Sunday, June 4, 2017

UK’s chance to pull back from the brink

Later this week Britons will vote in an unnecessary election they did not want, called by an opportunistic Prime Minister who thought she could turn a modest majority in the House of Commons into a landslide.

Theresa May had checked the calendar and realised that if the Parliament had run its full course, she would face the electorate just months after having pulled the United Kingdom from the European Union when the results of that disastrous decision where beginning to bite home.

May’s Conservative Party would have been destroyed in a 2020 election and she knew it.

Instead she reasoned that by putting that date back a couple of years Britons would have time to get used to their new situation and she would be in a position to pull off yet another victory, cementing her place in history as the Prime Minister who delivered Brexit and survived.

It is a measure of May’s monumental arrogance that she truly believes she can do it — but this is not about an election in 2020 or 2022. Later in the week there is an opportunity to reflect on the course the nation is taking under the current leadership and consider whether that course is the wisest one.

I would encourage a vote for Jeremy Corbyn’s Labour Party, or in constituencies where it would do more damage to the incumbent Conservative, support for Tim Farron’s Liberal Democrats.

The best possible outcome would be a Labour minority Government, supported by the Lib-Dems on condition that the country has another chance to consider the terms on which it will exit the EU once the negotiations under Article 50 have been completed.

The referendum result of last year resulting in a 3.9 per cent majority in favour of leaving the EU must be respected and if he becomes Prime Minister, Corbyn must see it through, but Britons deserve a second vote when the facts of exit are confirmed and not obscured by nationalist slogans and jingoistic flag waving.  

It is not without some soul-searching that I urge this outcome against a party of which I was once a supporter and a member.
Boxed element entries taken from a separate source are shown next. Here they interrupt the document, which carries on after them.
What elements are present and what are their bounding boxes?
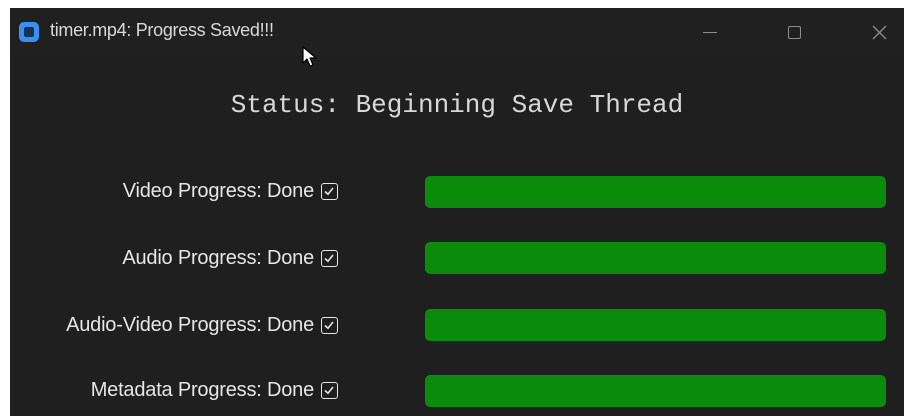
audio-video-progress-bar <box>425 309 886 341</box>
checkbox-checked-icon <box>321 250 338 267</box>
minimize-button[interactable] <box>687 8 733 56</box>
progress-fill <box>425 375 886 407</box>
checkbox-checked-icon <box>321 317 338 334</box>
metadata-progress-bar <box>425 375 886 407</box>
mouse-cursor-icon <box>302 46 317 67</box>
checkbox-checked-icon <box>321 382 338 399</box>
close-button[interactable] <box>856 8 902 56</box>
audio-progress-bar <box>425 242 886 274</box>
row-audio-video-progress: Audio-Video Progress: Done <box>66 314 338 337</box>
minimize-icon <box>703 31 717 33</box>
checkbox-checked-icon <box>321 183 338 200</box>
maximize-button[interactable] <box>771 8 817 56</box>
progress-fill <box>425 176 886 208</box>
maximize-icon <box>787 25 801 39</box>
row-metadata-progress: Metadata Progress: Done <box>91 379 338 402</box>
close-icon <box>872 25 886 39</box>
video-progress-bar <box>425 176 886 208</box>
app-window-icon <box>19 22 39 42</box>
window-title: timer.mp4: Progress Saved!!! <box>50 20 274 40</box>
row-label: Video Progress: Done <box>122 180 315 202</box>
status-text: Status: Beginning Save Thread <box>230 90 684 120</box>
row-video-progress: Video Progress: Done <box>123 180 338 203</box>
row-label: Audio-Video Progress: Done <box>66 314 314 336</box>
row-label: Audio Progress: Done <box>122 247 314 269</box>
app-window: timer.mp4: Progress Saved!!! Status: Beg… <box>10 8 904 416</box>
progress-fill <box>425 309 886 341</box>
progress-fill <box>425 242 886 274</box>
title-bar[interactable]: timer.mp4: Progress Saved!!! <box>10 8 904 56</box>
row-audio-progress: Audio Progress: Done <box>122 247 338 270</box>
row-label: Metadata Progress: Done <box>90 379 315 401</box>
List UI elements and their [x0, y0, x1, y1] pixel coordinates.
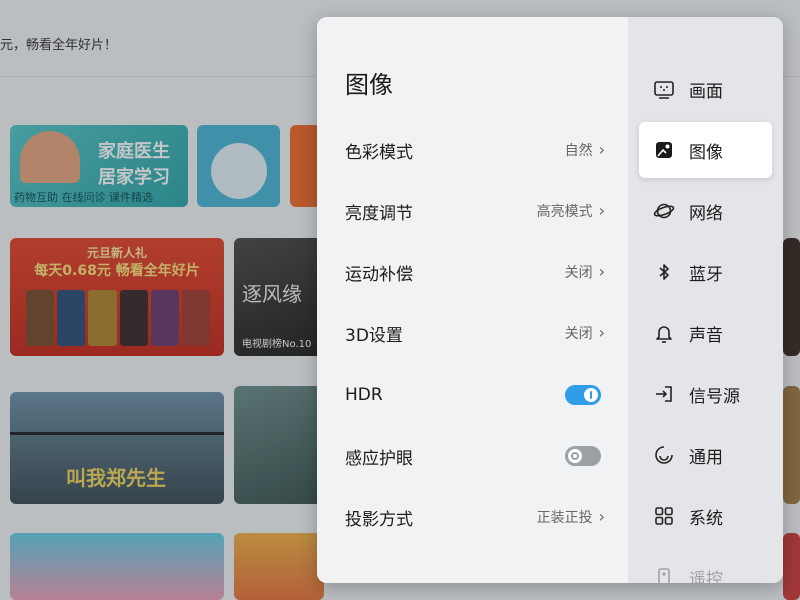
option-3d-settings[interactable]: 3D设置 关闭 › — [345, 313, 605, 353]
nav-label: 画面 — [689, 81, 723, 102]
bluetooth-icon — [653, 261, 675, 283]
option-eye-protection[interactable]: 感应护眼 — [345, 436, 605, 476]
nav-item-bluetooth[interactable]: 蓝牙 — [639, 244, 772, 300]
nav-label: 系统 — [689, 508, 723, 529]
remote-icon — [653, 566, 675, 583]
grid-icon — [653, 505, 675, 527]
option-label: 运动补偿 — [345, 264, 413, 285]
option-label: 投影方式 — [345, 509, 413, 530]
nav-item-remote[interactable]: 遥控 — [639, 549, 772, 583]
nav-label: 网络 — [689, 203, 723, 224]
image-icon — [653, 139, 675, 161]
general-icon — [653, 444, 675, 466]
nav-label: 声音 — [689, 325, 723, 346]
option-label: HDR — [345, 385, 383, 405]
nav-label: 遥控 — [689, 569, 723, 584]
settings-panel: 图像 色彩模式 自然 › 亮度调节 高亮模式 › 运动补偿 关闭 › 3D设置 关闭 ›… — [317, 17, 783, 583]
chevron-right-icon: › — [598, 140, 605, 159]
hdr-toggle[interactable] — [565, 385, 601, 405]
image-settings-pane: 图像 色彩模式 自然 › 亮度调节 高亮模式 › 运动补偿 关闭 › 3D设置 关闭 ›… — [317, 17, 628, 583]
planet-icon — [653, 200, 675, 222]
nav-item-image[interactable]: 图像 — [639, 122, 772, 178]
panel-title: 图像 — [345, 71, 393, 99]
nav-label: 蓝牙 — [689, 264, 723, 285]
nav-label: 图像 — [689, 142, 723, 163]
option-projection-mode[interactable]: 投影方式 正装正投 › — [345, 497, 605, 537]
option-label: 3D设置 — [345, 325, 403, 346]
option-label: 感应护眼 — [345, 448, 413, 469]
chevron-right-icon: › — [598, 201, 605, 220]
option-value: 关闭 › — [564, 323, 605, 343]
nav-label: 通用 — [689, 447, 723, 468]
option-label: 色彩模式 — [345, 142, 413, 163]
option-label: 亮度调节 — [345, 203, 413, 224]
option-value: 正装正投 › — [536, 507, 605, 527]
nav-label: 信号源 — [689, 386, 740, 407]
eye-protection-toggle[interactable] — [565, 446, 601, 466]
screen-icon — [653, 78, 675, 100]
option-motion-compensation[interactable]: 运动补偿 关闭 › — [345, 252, 605, 292]
chevron-right-icon: › — [598, 323, 605, 342]
option-value: 高亮模式 › — [536, 201, 605, 221]
chevron-right-icon: › — [598, 507, 605, 526]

When I was a boy Winston Churchill was still Prime Minister. I was born on the same day that Churchill, in a speech in Switzerland, advocated a “United States of Europe” as insurance that the continent would never again be plunged into a ruinous war.

And I was in the press gallery in Westminster when Edward Heath put his career on the line in a decision over whether the UK should except the terms negotiated for EU entry. “Without a vote in favour this Government cannot reasonably continue”.

Now I look at the current front bench — Johnson, Hunt, Leadsom, Davis — a medley of mediocrity, talent-challenged timeservers led by an opportunist with an inflated ego who would rather bring the country to ruin than consider compromise.

Electing Corbyn will certainly be a leap in the dark, better that than a plunge into oblivion.